How I Work

My work starts before the problem is defined. The case studies below show what that looks like in practice across four different types of work: research, strategy, product, and operations.


Case Studies

  • Situation
    The brief was open-ended: produce thought leadership content on the transformation happening in the US small business market.

    Approach
    Starting with the market rather than a hypothesis, I conducted extensive secondary research across government data, industry reports, and trade sources, drawing on two years of primary research with small business owners to ground the narrative in real examples. From there, I identified three converging forces to build story around: an aging owner population, accelerating AI adoption, and the collapse of barriers that had historically made small businesses difficult to serve at scale.

    Outcome
    A twelve-page market intelligence paper synthesizing more than forty sources into a strategic argument for why the small business technology market represents one of the most significant underappreciated opportunities in venture.

  • Situation
    Our satellite company’s subsurface imaging technology had broad potential across any industry that needed to see underground, but no defined primary market. The strategic question was which market to enter first and why.

    Approach
    Starting with the technology's capabilities rather than a predetermined market, I researched and mapped the full landscape of viable industry applications. Each market was evaluated against two parallel sets of criteria: commercial factors including market size, willingness to pay, sales cycle, competitive intensity, and urgency of need, and technical fit factors including required depth, resolution, and data accuracy required. The key question was whether what each industry needed matched what the satellite could actually deliver at each stage of development.

    Outcome
    A prioritized market roadmap sequencing entry into geophysical services first, with mining as the specific beachhead given its high willingness to pay, clear pain around the cost and environmental impact of current exploration methods, and strong fit with early satellite capabilities. From there, the roadmap expanded into water, geothermal, and infrastructure as satellite capabilities scaled.
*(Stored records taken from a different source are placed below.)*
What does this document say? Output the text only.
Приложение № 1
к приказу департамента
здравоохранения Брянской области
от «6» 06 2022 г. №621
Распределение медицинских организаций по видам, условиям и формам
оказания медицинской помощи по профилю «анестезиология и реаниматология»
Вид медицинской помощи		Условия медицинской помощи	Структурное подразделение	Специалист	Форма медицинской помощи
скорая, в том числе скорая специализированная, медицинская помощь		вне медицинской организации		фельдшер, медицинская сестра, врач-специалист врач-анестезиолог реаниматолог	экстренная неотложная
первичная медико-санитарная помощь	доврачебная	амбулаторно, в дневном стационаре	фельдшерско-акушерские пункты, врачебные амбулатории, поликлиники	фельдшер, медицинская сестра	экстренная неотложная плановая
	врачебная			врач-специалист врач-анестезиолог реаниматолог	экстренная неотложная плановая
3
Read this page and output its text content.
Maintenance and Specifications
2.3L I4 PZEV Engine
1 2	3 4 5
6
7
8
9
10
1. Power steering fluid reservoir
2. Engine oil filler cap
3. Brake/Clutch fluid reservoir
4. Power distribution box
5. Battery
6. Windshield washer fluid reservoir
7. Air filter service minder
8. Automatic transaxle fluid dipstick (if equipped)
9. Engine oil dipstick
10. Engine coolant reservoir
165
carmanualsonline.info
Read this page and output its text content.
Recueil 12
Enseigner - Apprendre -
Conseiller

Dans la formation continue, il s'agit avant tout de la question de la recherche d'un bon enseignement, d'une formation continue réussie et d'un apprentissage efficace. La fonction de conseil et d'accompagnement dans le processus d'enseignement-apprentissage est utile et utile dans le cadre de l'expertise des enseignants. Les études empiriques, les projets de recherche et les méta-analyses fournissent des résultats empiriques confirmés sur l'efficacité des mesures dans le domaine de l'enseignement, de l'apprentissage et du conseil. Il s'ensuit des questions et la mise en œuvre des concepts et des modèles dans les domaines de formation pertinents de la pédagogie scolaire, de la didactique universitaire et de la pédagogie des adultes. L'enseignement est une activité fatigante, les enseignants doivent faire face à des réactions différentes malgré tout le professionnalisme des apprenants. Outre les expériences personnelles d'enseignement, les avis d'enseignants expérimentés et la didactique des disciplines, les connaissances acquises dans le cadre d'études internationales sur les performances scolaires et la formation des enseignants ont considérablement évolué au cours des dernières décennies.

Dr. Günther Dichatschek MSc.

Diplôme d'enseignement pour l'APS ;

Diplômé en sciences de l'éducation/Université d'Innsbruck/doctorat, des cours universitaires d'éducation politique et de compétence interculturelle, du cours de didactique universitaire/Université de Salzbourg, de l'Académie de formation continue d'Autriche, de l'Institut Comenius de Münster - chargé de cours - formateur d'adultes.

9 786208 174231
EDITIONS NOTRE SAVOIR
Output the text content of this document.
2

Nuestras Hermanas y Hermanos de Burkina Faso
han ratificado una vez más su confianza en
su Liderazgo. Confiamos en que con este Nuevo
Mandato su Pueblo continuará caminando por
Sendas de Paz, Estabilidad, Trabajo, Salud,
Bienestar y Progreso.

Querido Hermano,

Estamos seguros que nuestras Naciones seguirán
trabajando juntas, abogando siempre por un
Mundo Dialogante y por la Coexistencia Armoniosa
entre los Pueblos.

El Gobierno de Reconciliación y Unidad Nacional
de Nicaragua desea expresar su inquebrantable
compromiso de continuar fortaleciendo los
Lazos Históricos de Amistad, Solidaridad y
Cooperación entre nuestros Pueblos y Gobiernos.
The longer-term vision extended beyond physical resource exploration into a data intelligence play, where the same subsurface dataset could serve real estate, insurance, and ESG markets. The market prioritization shaped the product roadmap, satellite build and launch sequence, fundraising narrative, and early commercial partnerships.

  • Situation
    The starting point was a broad, open question about what small business owners were currently struggling with.

    Approach
    I conducted 100 interviews with small business owners across 12 verticals to understand what was working, what wasn't, and where the real pain was. From that broad discovery, multiple problem areas emerged, and I prioritized operational inefficiency as the highest-signal space. I dug deeper, conducting 20 follow-up interviews focused specifically on how small businesses run day to day. I synthesized the findings into a jobs-to-be-done framework, including a critical reframe: the product shouldn't be better documentation, it should be decision support and just-in-time guidance delivered while work is actually happening.

    Outcome
    I led a four-day product sprint with engineering and design to produce an MVP, built in three days. The result was Burgundy, an AI-powered operations partner for small businesses built to capture how a business actually runs and deliver that knowledge to the team in real time, reducing owner dependency without adding administrative burden.

  • Situation
    The company was fairly new, moving quickly, and building as it went. Research processes were piecemeal, knowledge lived in disconnected places, and the tools and structures in place were borrowed from corporate environments that didn't quite fit a startup context.

    Approach
    After working within the existing structure long enough to understand exactly what wasn't working, I mapped out and built a new AI-native research infrastructure from the ground up. Core functions included ongoing industry intelligence reports across verticals of focus, primary and secondary customer research on small businesses, a structured ideation process to surface and prioritize new venture concepts, and thought leadership content synthesizing research into external-facing insights. Support functions included a research intelligence hub with vetted sources and best practices, an on-demand research fulfillment capability for teams across the company, and a centralized repository consolidating all past research with an AI-powered interface for querying it in real time.

    Outcome
    What started as a single research role became a fully operational research department. The company had a consistent, shared view of its markets, current intelligence on trends across its industries of focus, a structured process for generating and evaluating ideas, and institutional knowledge to build on.